Silicon substrate film is a single-sided polishing, 3 inches of diameters, and the 13-17 mil thick, phosphorus doping uses (111) face to 3-20 Ω-cm.Processing test structure and solar cell on two slice, thin pieces burnishing surface of (representing) with CZ-7 and CZ-8.What Fig. 8 represented is the back side of one of them slice, thin piece.Front surface (can't see among Fig. 8) has phosphorus-diffused layer and antireflective coating (AR) 95 (seeing Figure 10 and Figure 12).Each that does not include as wide 112, eight solar cells of main grid line of the wide 2mm of negative electrode all is 1 square centimeter big.These eight batteries below table 2 and table 3 in the n that forms negative contact electrode +(inner (I) or peripheral (P)) represents in the position of interdigital number (4,8,16 and 25) and battery.Four are positioned at inner battery and have only eutectic alloy and p +District contact, and be deposited with second layer metal on four eutectic alloys that are positioned at outside battery.The result that the CZ-8 sheet obtains is better, so only narrate the technology and the test result of this slice, thin piece.
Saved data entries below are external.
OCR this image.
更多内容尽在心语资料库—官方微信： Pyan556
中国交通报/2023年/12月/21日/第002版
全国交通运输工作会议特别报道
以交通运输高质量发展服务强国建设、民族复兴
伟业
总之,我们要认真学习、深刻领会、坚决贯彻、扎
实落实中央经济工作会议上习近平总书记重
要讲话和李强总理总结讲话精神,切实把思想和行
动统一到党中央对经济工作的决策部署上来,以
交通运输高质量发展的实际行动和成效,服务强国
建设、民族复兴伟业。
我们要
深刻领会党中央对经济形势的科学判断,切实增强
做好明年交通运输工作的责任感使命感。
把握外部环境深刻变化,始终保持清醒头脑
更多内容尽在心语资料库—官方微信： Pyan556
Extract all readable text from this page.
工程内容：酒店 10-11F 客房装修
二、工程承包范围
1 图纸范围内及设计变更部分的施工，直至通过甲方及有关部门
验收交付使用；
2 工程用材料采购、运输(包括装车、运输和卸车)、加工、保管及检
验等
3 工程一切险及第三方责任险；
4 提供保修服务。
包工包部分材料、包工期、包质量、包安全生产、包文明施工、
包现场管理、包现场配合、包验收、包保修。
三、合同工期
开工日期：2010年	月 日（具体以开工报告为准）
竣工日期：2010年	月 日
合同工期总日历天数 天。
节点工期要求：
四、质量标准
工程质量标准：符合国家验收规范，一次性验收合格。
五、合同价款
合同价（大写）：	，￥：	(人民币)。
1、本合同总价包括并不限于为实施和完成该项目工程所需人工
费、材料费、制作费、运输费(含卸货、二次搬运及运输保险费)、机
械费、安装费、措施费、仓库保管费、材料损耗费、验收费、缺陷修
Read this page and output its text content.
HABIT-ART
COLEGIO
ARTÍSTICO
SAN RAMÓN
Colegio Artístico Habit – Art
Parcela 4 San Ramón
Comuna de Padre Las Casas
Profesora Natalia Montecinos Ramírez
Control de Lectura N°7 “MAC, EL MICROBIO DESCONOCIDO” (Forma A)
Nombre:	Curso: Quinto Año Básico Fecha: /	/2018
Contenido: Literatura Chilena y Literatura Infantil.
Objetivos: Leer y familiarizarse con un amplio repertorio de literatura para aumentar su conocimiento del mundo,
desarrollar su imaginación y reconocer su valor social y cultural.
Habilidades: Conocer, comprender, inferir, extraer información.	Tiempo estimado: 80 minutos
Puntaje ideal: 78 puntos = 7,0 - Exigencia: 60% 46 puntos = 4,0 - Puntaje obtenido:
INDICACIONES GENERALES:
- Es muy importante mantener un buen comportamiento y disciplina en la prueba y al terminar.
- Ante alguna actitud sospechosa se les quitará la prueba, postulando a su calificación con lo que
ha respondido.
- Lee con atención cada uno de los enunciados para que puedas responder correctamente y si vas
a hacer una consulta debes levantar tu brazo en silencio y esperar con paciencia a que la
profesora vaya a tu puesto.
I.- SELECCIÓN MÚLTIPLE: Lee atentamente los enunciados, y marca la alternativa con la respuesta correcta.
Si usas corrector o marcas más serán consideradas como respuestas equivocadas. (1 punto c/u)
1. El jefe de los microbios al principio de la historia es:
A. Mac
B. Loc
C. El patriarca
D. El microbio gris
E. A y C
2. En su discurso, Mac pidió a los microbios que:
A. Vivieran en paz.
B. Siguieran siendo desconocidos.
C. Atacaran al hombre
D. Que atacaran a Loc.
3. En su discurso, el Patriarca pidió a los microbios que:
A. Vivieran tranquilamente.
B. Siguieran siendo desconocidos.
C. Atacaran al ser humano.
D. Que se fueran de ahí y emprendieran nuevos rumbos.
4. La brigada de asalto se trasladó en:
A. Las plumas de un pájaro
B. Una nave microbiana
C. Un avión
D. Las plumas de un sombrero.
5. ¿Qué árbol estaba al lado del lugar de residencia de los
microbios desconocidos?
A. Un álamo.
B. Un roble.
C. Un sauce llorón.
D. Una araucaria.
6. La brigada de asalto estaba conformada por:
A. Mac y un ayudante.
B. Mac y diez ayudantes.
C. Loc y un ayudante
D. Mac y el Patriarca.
Be used to make the process summary such as the following table of the CZ-8 sheet of IBC battery.The aluminum alloy junction that noticeable characteristics of this technology are the back side and at whole front surface and exposed back of the body surface forms between the aluminium electrode phosphorus doping n +The shared high-temperature process of layer finished.The figure that carves the aluminium in the evaporation with photoetching reaches the second layer metal location of giving as negative electrode.Fig. 9 is the back view of this aluminum alloy junction IBC solar cell, and Figure 10-Figure 12 is its sectional view.
Table 1
Figure (mask 1) AZ1350J 1.5 μ m spraying, band oven are made in manufacturing process in-process capacity materials thickness technology 1 deposit aluminium (at burnishing surface) the Al 3 μ m evaporation 2 of CZ-sheet
Baking 3 go aluminium Al 3 μ m carve aluminium 4 in the front and the back side (on the aluminium) P-507 0.3 μ m print liquid doped source
Coating liquid phosphorus doped source 5 generates p overleaf +District Al 3 μ m rapid thermal treatment
(alloy) reaches at the positive and back of the body 0.3 μ m (1000 ℃, 30 seconds)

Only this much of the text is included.